‘Bernie Or Bust’ Was Right: Bernie Sanders Would Be Have Been Elected President In The Biggest Election Day Blowout In 30 Years


Bernie or Bust had it right, it would appear.

After months of warning that Bernie Sanders was the only Democratic candidate with a chance of beating Donald Trump in the general election, the most vocal supporters of the Vermont Senator appeared to be vindicated on Tuesday when Trump defeated Hillary Clinton in something close to an electoral college landslide.

This contingent had been pointing to a series of polls taken and published before the Democratic primaries ended showing Sanders with a healthy lead over Trump. Critics had dismissed these arguments by claiming that Sanders had not seen the level of attacks as Hillary Clinton, ones that he would certainly face had he defeated Clinton. The polls that showed Bernie Sanders on top would take a hit once Trump began his attacks, they argued.

There is now evidence that Bernie Sanders could have maintained his popularity. A poll published this week found that voters still preferred Bernie Sanders over Donald Trump, The Huffington Post noted.

“The national survey of more than 1,600 registered voters, conducted by Gravis Marketing two days before the general election, found that Sanders would have received 56 percent of the vote while Trump would have won 44 percent. The poll was commissioned and financed by outgoing Florida Congressman Alan Grayson, a Democrat who endorsed Sanders in the presidential primary.”

If those numbers held up, Bernie Sanders would have scored the largest election victory since Ronald Reagan trounced Walter Mondale in 1984.

That isn’t sitting well with the most fervent supporters of Bernie Sanders, many of whom tried to warn voters that Hillary Clinton’s weaknesses would hand a victory to Donald Trump. Many were angry that emails from the Democratic National Party leaked to the internet by WikiLeaks appeared to show insiders putting their thumb on the scale in favor of Clinton, making what was a nearly impossible primary for Bernie Sanders.

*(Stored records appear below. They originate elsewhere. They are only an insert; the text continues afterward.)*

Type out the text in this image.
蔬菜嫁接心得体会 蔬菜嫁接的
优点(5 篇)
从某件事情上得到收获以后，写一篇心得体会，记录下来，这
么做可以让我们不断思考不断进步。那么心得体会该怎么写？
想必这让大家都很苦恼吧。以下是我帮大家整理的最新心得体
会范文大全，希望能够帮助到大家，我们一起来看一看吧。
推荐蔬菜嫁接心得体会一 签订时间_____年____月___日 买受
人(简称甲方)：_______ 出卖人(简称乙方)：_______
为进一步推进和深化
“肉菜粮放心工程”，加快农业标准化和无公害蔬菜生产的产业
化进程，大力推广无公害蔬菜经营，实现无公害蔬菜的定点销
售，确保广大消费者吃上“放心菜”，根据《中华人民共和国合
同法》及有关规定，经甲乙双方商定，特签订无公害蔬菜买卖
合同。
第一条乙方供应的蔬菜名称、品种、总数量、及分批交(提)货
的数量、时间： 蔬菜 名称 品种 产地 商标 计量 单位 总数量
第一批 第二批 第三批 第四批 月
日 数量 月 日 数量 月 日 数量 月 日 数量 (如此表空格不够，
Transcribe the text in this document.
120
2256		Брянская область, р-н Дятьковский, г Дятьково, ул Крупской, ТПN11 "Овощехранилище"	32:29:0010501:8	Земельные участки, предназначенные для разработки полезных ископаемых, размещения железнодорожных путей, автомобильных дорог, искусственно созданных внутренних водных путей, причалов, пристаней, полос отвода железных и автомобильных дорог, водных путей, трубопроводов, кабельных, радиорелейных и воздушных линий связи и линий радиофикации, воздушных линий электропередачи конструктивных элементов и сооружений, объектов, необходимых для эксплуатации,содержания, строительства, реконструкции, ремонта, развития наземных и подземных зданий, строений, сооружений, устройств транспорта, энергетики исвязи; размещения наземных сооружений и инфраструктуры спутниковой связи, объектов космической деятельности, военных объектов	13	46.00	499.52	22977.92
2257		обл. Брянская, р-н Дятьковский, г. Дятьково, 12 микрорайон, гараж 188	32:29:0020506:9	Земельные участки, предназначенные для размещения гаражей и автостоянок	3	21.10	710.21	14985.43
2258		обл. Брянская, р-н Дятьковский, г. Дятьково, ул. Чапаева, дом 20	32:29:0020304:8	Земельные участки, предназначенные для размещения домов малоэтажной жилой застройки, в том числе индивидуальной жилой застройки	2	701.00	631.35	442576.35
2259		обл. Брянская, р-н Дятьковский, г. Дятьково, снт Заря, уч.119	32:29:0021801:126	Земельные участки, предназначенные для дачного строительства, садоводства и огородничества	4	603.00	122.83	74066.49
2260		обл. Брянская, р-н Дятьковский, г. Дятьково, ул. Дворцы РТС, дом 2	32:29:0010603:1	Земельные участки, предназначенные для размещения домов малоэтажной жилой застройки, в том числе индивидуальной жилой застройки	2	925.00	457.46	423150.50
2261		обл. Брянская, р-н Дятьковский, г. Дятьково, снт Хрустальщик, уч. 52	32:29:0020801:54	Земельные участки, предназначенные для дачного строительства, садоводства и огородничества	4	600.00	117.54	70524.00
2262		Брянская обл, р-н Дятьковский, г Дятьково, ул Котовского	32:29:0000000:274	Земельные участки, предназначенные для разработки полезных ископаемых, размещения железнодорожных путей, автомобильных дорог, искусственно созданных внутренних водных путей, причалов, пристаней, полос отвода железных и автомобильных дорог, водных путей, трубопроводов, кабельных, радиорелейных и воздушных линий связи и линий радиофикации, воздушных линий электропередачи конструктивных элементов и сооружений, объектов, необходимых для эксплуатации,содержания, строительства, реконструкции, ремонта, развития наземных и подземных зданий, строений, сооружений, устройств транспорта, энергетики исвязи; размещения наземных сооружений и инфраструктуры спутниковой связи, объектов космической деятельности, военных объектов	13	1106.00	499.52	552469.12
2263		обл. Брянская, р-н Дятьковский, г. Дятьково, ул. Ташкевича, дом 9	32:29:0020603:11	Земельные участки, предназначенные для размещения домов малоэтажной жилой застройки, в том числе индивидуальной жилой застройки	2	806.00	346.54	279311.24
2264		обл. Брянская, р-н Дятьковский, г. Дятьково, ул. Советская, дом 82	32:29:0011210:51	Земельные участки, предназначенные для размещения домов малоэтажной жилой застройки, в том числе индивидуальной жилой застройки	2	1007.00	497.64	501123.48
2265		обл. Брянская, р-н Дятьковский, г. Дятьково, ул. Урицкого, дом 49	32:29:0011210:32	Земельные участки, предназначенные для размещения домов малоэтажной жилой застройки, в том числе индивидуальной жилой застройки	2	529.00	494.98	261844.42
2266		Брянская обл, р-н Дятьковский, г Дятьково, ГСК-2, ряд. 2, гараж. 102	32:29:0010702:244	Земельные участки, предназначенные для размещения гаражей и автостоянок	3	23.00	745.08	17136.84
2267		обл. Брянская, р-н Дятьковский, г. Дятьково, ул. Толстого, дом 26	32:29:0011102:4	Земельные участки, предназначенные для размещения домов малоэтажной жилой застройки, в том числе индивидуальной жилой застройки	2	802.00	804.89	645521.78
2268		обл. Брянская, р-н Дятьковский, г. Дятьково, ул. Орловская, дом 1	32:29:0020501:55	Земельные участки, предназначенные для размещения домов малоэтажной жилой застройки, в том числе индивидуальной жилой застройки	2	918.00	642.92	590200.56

Some of them are even happy to see Hillary Clinton fall flat after what they saw as unfair tactics.

“Schadenfreude,” Philip Werlau, a Bernie Sanders supporter, told NPR about his thoughts on the election. “That is the German word for taking pleasure in someone else’s misfortune…. Because I don’t want Trump to be president. But I’m happy that what I perceived as unfair tactics lost.”

Sanders has also been highly critical of the fact that Democrats lost working class white voters, a demographic once taken for granted by the party. Much of the appeal for Bernie Sanders came from his connection to working class voters and vows to dismantle an economic system tilted toward the rich.

“It is an embarrassment, I think, to the entire of Democratic Party that millions of white working-class people decided to vote for Mr. Trump, which suggests that the Democratic message of standing up for working people no longer holds much sway among workers in this country,” Sanders said (via Fox News).

Some Sanders supporters are now calling on him to mount a 2020 run, though Sanders himself has not given an indication of whether he might consider it.

Though signs point toward a Bernie Sanders victory had he been chosen as the Democratic Party’s nominee, there is still plenty of doubt about whether the numbers would hold up. Though Hillary Clinton was one of the most unpopular candidates ever — behind only Donald Trump — Sanders had his own faults including a far-left voting record and self-identification as a Democratic socialist that likely wouldn’t sit well with moderate or right-leaning voters. And those saying he would have won are pointing to poll numbers, but this election showed that polling was unreliably and had actually forecast Hillary Clinton to win handily.